А вот с Ланжем дело обстояло сложнее. И не только потому, что свидетельство о смерти, оформленное Серафисом, врачом из другого крыла, могло возбудить подозрения властей предержащих. Действительно, странно, что один и тот же врач оформляет свидетельства о смерти двух умерших почти одновременно в разных, достаточно отдаленных друг от друга корпусах Дома. Главная трудность заключалась в том, что Ланж не далее как утром прошел медицинское обследование и был признан абсолютно здоровым.

Мы решили, что Ланжем тоже займется Винкель. Должность полицейского позволяла ему увезти тело на законных основаниях. Он сделает все возможное, чтобы скрыть следы насильственной смерти, а если у властей возникнут сомнения на этот счет, запудрит им мозги. Он доставит тело в Нулевое крыло. Пусть Ланж считается без вести пропавшим. Мы спрячем тело в холодильник и завтра же решим, что с ним делать дальше.

Нужно оформить Ланжу отпуск и пользоваться его транспортной и продуктовой карточками, чтобы выглядело все так, как будто он жив.

Относительно мистера Блэка следует начать частное расследование. Все мы были не на шутку перепуганы. Два убийства подряд — не простое совпадение. А вдруг старик не ограничится Хинкли и Ланжем? Впрочем, гадать, как дальше будут развиваться события, некогда. Мы решили прекратить слияние и не мешкая приступить к выполнению разработанных действий. Что касается меня, я должен был поспешить в Нулевое крыло и там подвергнуть себя предписанной процедуре, дабы этим старым испытанным способом закрепить связь между собой и Ланжем.

Я встал с кресла. Прибавил свет, сделал несколько пробных шагов, убедился, что я — снова прежний я, Марк Энгель. Ну, или почти прежний.
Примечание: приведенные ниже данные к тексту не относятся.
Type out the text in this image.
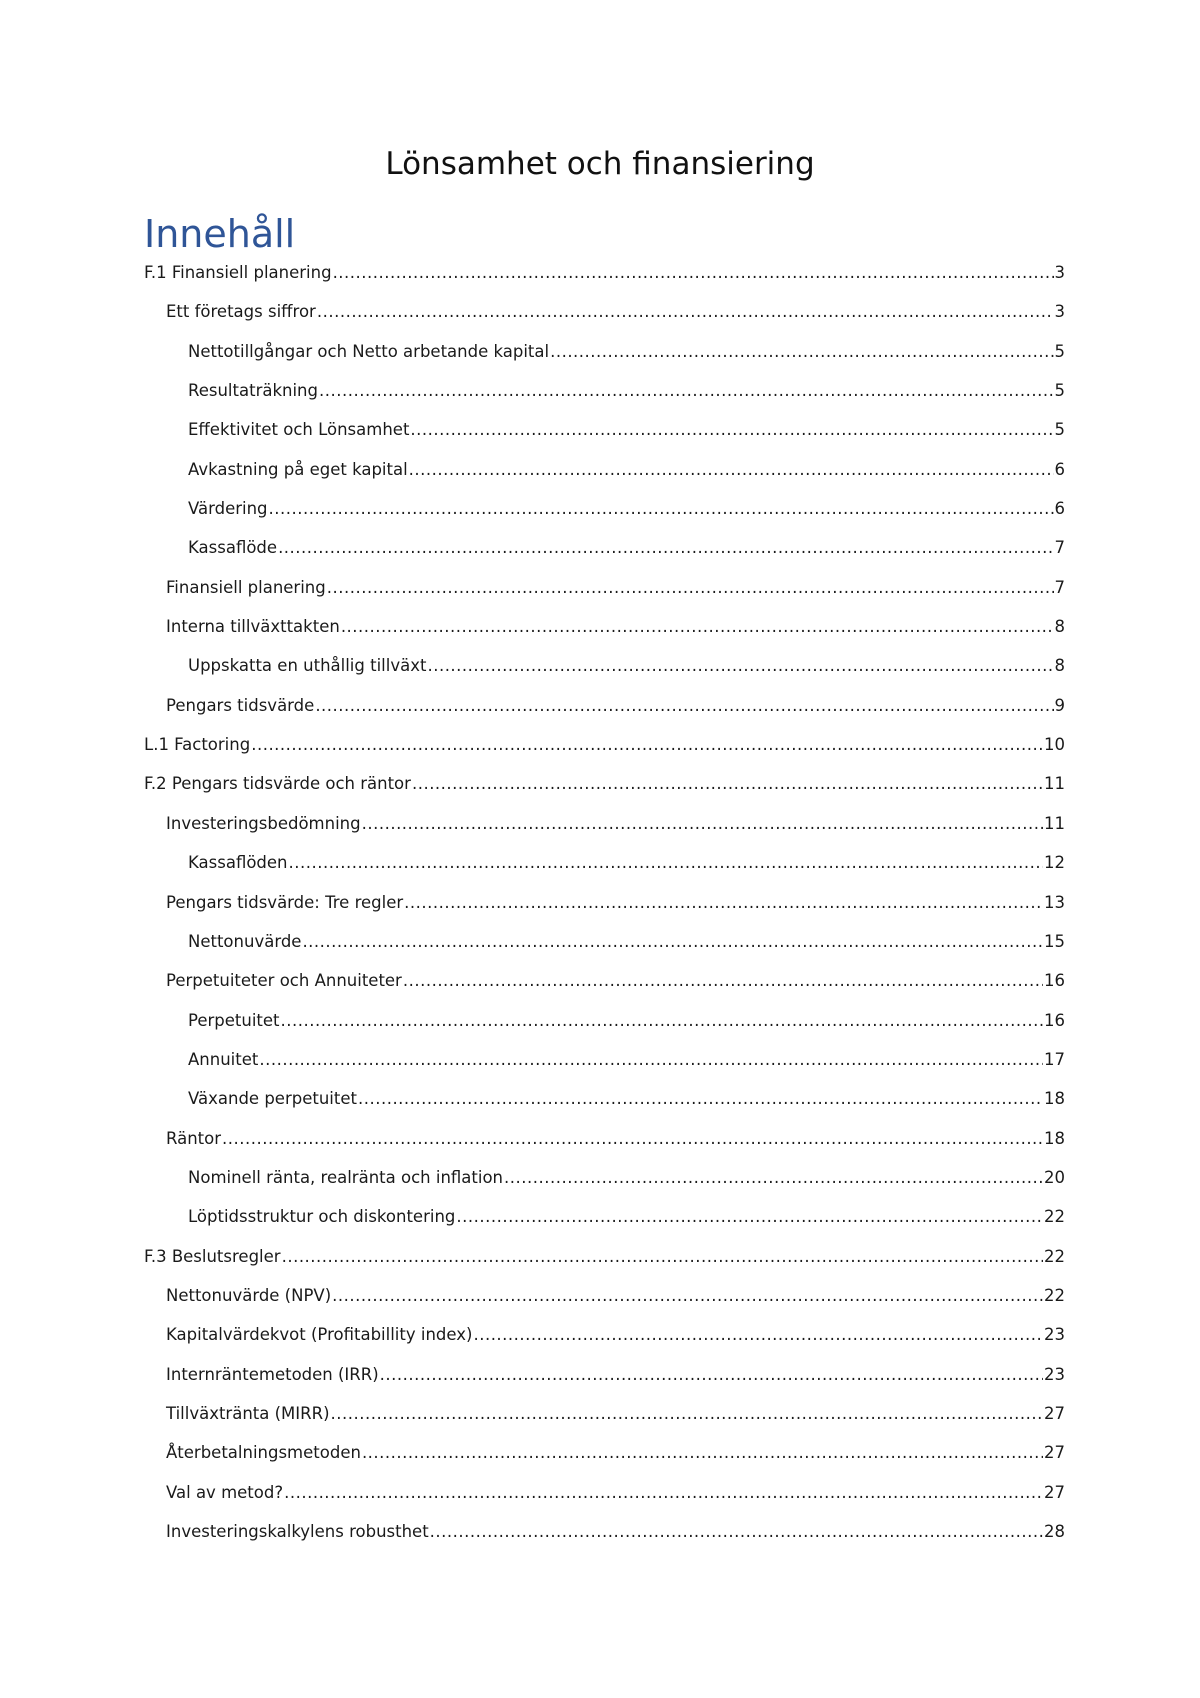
Lönsamhet och finansiering
Innehåll
F.1 Finansiell planering .....	3
Ett företags siffror .....	3
Nettotillgångar och Netto arbetande kapital .....	5
Resultaträkning .....	5
Effektivitet och Lönsamhet .....	5
Avkastning på eget kapital .....	6
Värdering .....	6
Kassaflöde .....	7
Finansiell planering .....	7
Interna tillväxttakten .....	8
Uppskatta en uthållig tillväxt .....	8
Pengars tidsvärde .....	9
L.1 Factoring .....	10
F.2 Pengars tidsvärde och räntor .....	11
Investeringsbedömning .....	11
Kassaflöden .....	12
Pengars tidsvärde: Tre regler .....	13
Nettonuvärde .....	15
Perpetuiteter och Annuiteter .....	16
Perpetuitet .....	16
Annuitet .....	17
Växande perpetuitet .....	18
Räntor .....	18
Nominell ränta, realränta och inflation .....	20
Löptidsstruktur och diskontering .....	22
F.3 Beslutsregler .....	22
Nettonuvärde (NPV) .....	22
Kapitalvärdekvot (Profitabillity index) .....	23
Internräntemetoden (IRR) .....	23
Tillväxtränta (MIRR) .....	27
Återbetalningsmetoden .....	27
Val av metod? .....	27
Investeringskalkylens robusthet .....	28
Итак, совершенно очевидно, что некто вознамерился нас уничтожить. По какой причине — это даже не особенно важно. От одного факта, что убиты уже два члена семьи, причем за столь короткое время, мороз бежал по коже. Ведь нас и было-то не так много. Не знаю, как остальные, а я не сомневался, что кому-то удалось хотя бы отчасти раскрыть нашу тайну, тайну, о которой ни один житель Дома даже не догадывался. Не исключено, что проклятый старик уже примеривается, чтобы нанести следующий удар. Ничего, ничего, в Нулевом крыле я займусь установлением его личности сразу, как только закончу процедуру…

Ну а когда я на него все-таки выйду… что тогда?

Я заставил себя тут же забыть ответ, который подсказывала мне моя ярость. Потом, потом… позднее…

И снова этот страх… страх не только при мысли, что смерть, возможно, поджидает меня за каждым углом, но и трепет Ланжа (а значит, и мой собственный) перед предстоящей процедурой частичного самоубийства…

На самом деле в ней, в этой процедуре, не было ничего страшного — все равно, что выдернуть больной зуб… и все-таки это нужно сделать, черт побери!

Помнится, покидая секцию, я усмехнулся: «Чтобы выдернуть больной зуб, мы обращаемся к врачу».

Я не стал возвращаться тем же путем, каким пришел сюда. Выбрал кольцевую линию, движущуюся в противоположном направлении, которая в конце концов пересеклась узкой медленной лентой. Я перешагнул на нее, и теперь слева от меня тянулась длинная, покрытая абстрактной живописью стена, а справа проплывали просторные полуосвещенные секции «Гостиной», заполненные людьми. Когда пересаживался на другую ленту, перпендикулярную к той, с которой сошел только что, мне пришло в голову оглянуться. Проклятье, так и есть! В сотне ярдов от меня, на параллельной линии, плыла человеческая фигура. Я выждал пару минут, снова обернулся. Неизвестный перешел на мою ленту. Мало того, он меня догонял!

Я быстро пошел вперед. Может, ничего дурного у него на уме и не было, но я решил, что в моем положении осторожность не помешает.

Уже не оглядываясь, сделал еще одну пересадку. Поравнявшись с секцией, в которой было особенно много народу, соскочил с ленты и лишь тогда оглянулся.

Мой преследователь стоял на той же ленте, которая доставила меня сюда, и смотрел на меня. Я повернулся к нему, скрестив руки на груди. Люди вокруг шумно разговаривали, играли в карты, иные сидели, погруженные в чтение. Среди них я мог чувствовать себя в безопасности.